Who will Dean Green like? June Tabor?

10:47 PM  
Blogger Dubin opined...

Ah HAH! I just scored 100 on that Elton Billy quiz, first try. We rule.

There is still much more to be said on this topic, but for now I will note that this is why AEW and I are FRIENDS. Although I am still embarrassed about that time I dragged her to the Freight to see June Tabor, and instead of giving up the traditional goods, June had to go and get all contemporary on us and it was highly unsatisfying. She still has the best voice in the genre, tho.

By the way, I didn't know you hearted Billy Joel. I obviously knew that you were sitting in a tree with Led Zeppelin, but how did I miss this Billy Joel thing?

8:26 AM  
Blogger AEW opined...

I kept it a secret for a long time. For so long that I forgot why I was keeping it a secret. I guess B.J. didn't jive with the dirty hippie persona I tried to cultivate in college, the art fag persona I tried to cultivate in SF, or the indie rock persona I tried to cultivate in grad school. In the end, though, B.J. won out. Still, I have a lot of trouble listening to the Innocent Man record. And can I admit that I even had the Storm Front cassette in high school? I still remember the words to "Downeaster Alexa."

Seeing June Tabor was the first and only time I went to the Freight. I remembering feeing pretty cool when we smoked out front; the rest is lost to the ether. So my memory is of a cool night!

I think Dean Green should be named Eamon. Eh?

11:16 PM  
Blogger karen opined...

what a conicidence that i just read this, and then jon brings this thing home from "the onion" to show me:
Unreleased Jimmy Page Guitar Riff To Be Retrieved From Secret Vault To Save Rock And Roll
ha!
my fave LZ story- like 10 years ago i'm driving around listening to this song on the radio going "wow- this is really awesome. whoever these guys are, they're so fresh & modern. they're really reinventing music as we know it." ...um, it was an old zeppelin song of course.

4:47 AM  
Blogger hilsbells opined...

so i'm totally late on this whole thread, but the segue into billy joel reminded me of a few things. someone at the fountain walk house had a billy joel songbook and i remember singing with dubin - we didn't start the fire - one lazy day. not the best in his repertoire.
i have to admit i always had a secret love of billy, but it has been horribly scarred by my mother's decision to take me to see movin' out on a trip to new york. it's hard not to hear the songs without a vision of a coked out vietnam vet doing pirouettes on stage. and yes, it was that bad.

1:47 PM  
Blogger Dubin opined...

Oh man!

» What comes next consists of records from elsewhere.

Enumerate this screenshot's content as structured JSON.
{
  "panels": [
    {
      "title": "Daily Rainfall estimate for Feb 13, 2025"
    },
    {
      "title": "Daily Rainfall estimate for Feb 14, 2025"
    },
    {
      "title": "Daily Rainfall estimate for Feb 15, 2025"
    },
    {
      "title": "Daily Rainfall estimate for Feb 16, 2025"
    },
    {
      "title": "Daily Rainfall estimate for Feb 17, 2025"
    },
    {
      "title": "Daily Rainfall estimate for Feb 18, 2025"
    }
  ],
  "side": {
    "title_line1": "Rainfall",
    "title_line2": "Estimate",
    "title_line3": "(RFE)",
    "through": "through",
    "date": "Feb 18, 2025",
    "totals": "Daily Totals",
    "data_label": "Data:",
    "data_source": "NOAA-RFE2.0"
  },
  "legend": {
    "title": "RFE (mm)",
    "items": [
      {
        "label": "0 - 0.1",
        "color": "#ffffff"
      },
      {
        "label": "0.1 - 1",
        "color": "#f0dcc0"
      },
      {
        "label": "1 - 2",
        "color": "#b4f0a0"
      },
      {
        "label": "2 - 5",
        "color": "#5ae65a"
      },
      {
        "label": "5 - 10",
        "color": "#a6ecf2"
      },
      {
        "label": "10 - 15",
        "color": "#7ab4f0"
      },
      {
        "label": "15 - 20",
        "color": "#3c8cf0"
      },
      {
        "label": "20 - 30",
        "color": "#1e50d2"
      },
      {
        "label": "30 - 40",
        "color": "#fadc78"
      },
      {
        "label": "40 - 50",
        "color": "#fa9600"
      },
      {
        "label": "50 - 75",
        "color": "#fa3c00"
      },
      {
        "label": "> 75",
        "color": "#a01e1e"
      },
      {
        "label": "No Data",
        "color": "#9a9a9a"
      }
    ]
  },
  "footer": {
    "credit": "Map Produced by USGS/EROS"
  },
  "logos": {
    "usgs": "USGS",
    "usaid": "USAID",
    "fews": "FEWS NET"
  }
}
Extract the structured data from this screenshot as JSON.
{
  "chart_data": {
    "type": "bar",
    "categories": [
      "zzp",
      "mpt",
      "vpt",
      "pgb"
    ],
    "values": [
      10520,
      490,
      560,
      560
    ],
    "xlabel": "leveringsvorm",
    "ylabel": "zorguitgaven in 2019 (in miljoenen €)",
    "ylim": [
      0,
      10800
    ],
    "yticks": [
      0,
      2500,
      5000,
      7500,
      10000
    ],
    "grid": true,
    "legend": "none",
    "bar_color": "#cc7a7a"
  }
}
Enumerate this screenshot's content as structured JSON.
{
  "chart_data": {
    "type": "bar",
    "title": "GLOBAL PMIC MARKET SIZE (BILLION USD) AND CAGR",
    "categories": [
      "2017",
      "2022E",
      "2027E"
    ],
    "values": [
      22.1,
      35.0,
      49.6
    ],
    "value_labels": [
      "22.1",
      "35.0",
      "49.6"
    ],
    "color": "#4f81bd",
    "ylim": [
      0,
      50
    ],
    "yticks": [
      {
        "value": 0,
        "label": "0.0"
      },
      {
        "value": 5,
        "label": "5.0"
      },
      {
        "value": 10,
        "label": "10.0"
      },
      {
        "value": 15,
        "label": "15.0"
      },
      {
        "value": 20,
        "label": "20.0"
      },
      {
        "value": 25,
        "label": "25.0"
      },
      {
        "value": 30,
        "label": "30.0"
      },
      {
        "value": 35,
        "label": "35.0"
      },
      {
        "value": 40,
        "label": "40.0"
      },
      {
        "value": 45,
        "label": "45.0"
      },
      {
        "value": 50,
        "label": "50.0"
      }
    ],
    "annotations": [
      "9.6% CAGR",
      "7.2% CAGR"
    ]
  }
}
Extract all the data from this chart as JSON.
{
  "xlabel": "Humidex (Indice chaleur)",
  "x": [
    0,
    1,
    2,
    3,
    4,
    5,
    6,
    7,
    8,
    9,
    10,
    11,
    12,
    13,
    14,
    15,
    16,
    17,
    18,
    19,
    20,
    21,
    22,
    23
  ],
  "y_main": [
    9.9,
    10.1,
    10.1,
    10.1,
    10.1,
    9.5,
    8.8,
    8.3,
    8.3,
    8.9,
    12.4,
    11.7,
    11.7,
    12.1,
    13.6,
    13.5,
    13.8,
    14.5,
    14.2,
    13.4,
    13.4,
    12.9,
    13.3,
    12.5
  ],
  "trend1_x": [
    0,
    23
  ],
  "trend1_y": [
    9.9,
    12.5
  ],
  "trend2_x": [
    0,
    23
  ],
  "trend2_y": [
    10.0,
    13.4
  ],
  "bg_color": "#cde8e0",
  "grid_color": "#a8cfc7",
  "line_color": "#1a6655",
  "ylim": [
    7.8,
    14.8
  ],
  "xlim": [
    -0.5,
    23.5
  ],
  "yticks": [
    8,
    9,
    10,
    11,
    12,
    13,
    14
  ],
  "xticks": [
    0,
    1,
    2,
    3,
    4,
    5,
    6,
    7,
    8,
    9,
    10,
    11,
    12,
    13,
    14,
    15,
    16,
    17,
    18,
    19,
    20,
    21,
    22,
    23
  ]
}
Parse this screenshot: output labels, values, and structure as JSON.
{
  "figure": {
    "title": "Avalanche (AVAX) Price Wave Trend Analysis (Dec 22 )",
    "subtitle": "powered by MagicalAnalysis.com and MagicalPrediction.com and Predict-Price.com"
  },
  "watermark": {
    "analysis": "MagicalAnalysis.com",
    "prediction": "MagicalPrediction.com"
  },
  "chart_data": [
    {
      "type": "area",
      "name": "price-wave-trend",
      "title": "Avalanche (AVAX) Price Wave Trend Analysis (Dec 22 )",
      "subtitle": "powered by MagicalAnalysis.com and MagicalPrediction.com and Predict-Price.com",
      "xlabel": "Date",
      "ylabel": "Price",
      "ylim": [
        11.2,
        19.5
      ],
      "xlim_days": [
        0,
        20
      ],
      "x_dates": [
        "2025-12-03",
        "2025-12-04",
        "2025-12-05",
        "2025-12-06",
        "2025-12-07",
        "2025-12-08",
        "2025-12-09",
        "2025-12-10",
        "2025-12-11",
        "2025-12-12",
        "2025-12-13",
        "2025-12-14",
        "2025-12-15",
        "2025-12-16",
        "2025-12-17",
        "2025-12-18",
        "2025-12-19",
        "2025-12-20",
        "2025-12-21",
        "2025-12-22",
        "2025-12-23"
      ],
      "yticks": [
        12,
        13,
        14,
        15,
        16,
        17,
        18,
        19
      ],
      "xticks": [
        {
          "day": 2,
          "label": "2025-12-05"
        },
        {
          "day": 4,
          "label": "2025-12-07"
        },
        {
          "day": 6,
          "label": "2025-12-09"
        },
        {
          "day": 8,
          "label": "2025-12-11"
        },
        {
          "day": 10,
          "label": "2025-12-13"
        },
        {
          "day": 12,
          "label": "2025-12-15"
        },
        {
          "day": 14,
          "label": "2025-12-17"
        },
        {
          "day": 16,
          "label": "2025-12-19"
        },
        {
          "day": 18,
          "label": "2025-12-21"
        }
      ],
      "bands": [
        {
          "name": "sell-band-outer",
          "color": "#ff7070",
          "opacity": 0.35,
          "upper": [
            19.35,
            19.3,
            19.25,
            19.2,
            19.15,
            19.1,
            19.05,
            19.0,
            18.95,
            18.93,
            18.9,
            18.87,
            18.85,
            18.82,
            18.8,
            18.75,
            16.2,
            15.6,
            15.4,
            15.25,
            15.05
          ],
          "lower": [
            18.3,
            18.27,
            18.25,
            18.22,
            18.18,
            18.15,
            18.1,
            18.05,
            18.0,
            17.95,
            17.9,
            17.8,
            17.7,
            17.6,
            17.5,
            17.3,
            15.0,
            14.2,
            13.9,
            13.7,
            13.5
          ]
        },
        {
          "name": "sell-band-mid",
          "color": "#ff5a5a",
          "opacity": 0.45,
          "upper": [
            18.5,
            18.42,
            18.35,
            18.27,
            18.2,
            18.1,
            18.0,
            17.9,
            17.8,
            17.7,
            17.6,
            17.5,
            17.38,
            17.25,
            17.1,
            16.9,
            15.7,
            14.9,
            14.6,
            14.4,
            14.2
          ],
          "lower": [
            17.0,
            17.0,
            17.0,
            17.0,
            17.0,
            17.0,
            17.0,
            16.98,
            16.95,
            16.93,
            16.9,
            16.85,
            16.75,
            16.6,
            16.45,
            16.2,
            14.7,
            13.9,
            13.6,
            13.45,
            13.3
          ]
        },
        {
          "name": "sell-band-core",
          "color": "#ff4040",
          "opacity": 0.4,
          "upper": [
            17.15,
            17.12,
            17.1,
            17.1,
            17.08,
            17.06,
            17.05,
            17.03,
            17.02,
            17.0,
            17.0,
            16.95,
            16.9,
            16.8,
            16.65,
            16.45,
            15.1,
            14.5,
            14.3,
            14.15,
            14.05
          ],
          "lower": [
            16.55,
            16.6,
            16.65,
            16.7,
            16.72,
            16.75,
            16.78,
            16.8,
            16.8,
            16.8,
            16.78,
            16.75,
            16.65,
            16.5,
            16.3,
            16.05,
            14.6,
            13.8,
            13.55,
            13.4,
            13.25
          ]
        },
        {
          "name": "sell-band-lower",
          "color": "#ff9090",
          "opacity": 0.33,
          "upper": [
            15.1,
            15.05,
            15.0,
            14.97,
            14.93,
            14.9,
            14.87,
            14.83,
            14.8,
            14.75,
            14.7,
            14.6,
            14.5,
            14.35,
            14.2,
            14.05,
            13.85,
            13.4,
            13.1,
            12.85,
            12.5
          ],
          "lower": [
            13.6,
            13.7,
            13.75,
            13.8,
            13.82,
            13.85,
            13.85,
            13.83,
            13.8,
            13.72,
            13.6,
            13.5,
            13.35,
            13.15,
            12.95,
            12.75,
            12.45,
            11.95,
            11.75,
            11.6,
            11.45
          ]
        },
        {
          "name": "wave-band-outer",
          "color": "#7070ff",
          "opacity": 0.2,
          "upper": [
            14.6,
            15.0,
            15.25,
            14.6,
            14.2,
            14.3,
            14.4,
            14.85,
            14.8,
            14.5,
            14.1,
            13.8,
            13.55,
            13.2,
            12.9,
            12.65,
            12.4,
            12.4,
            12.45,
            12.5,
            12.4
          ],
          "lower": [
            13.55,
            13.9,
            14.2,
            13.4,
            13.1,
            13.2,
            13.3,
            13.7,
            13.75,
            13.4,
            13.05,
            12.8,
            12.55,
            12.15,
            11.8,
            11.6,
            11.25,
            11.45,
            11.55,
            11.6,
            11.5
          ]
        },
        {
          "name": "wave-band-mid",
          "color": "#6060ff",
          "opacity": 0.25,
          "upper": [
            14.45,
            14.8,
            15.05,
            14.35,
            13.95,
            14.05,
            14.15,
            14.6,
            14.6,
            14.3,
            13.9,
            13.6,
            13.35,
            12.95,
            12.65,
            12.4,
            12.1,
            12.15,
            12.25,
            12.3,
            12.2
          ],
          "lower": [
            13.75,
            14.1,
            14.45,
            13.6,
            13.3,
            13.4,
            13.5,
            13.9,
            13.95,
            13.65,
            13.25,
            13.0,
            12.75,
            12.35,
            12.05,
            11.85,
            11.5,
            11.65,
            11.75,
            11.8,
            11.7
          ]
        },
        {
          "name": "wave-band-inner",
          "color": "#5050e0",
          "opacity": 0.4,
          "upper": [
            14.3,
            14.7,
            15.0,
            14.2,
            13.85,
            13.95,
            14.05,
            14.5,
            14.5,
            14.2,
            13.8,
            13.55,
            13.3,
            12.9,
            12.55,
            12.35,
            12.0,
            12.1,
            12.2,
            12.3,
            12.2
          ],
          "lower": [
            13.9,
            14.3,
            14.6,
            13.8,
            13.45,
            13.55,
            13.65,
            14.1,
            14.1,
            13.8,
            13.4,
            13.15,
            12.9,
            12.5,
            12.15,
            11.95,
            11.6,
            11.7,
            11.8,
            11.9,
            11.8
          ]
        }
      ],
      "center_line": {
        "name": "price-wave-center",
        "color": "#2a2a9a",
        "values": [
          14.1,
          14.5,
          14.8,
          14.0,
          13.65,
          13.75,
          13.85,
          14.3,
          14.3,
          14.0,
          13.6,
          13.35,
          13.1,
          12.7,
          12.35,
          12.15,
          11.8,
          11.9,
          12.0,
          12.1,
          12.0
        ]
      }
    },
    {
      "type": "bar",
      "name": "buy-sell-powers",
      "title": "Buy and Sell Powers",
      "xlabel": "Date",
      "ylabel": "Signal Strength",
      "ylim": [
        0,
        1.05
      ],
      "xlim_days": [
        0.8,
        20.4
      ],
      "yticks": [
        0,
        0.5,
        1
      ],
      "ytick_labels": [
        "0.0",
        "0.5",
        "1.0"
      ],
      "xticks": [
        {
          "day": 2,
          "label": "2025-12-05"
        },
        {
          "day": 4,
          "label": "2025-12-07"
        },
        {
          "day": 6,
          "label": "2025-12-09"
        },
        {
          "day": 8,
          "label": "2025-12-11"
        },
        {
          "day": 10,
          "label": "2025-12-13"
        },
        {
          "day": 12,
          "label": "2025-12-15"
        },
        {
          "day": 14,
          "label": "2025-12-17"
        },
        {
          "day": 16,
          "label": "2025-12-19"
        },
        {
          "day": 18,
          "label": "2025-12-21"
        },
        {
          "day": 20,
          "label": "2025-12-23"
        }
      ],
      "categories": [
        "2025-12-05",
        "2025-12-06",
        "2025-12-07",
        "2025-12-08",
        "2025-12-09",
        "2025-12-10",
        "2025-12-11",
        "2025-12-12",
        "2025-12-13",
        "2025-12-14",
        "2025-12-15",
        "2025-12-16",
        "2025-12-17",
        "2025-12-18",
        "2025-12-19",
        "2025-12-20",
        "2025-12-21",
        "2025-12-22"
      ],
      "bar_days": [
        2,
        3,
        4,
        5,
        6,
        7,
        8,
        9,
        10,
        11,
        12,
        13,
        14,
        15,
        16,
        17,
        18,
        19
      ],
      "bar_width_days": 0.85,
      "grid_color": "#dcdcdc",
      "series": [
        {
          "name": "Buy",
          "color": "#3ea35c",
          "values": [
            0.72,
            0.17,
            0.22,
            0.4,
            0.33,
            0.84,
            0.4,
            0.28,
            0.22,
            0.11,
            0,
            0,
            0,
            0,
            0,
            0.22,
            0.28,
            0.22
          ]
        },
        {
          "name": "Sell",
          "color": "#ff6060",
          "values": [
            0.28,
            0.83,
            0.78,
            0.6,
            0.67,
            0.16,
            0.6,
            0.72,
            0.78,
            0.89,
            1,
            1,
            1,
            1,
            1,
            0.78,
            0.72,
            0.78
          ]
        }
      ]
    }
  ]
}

I just had a memory that Karen will probably never come back to this post to read about, but here it is:

When we were about 15, she sent me a letter (this was before email when friends who met at camp KIT'd with paper) saying she was going to be in St. Louis or something. I asked her what she was doing there, and when she wrote back she said she had gone to a Jetrho Tull concert. In my mind, I was like, "Ok, I have heard of them but I don't know anything about them so I'll just take that at face value."

Turns out she didn't really know who they were either, but she was just embarrassed because secretly she had gone to a NKOTB concert and didn't want to tell me lest I judge her! HAH! But she later admitted it anyway.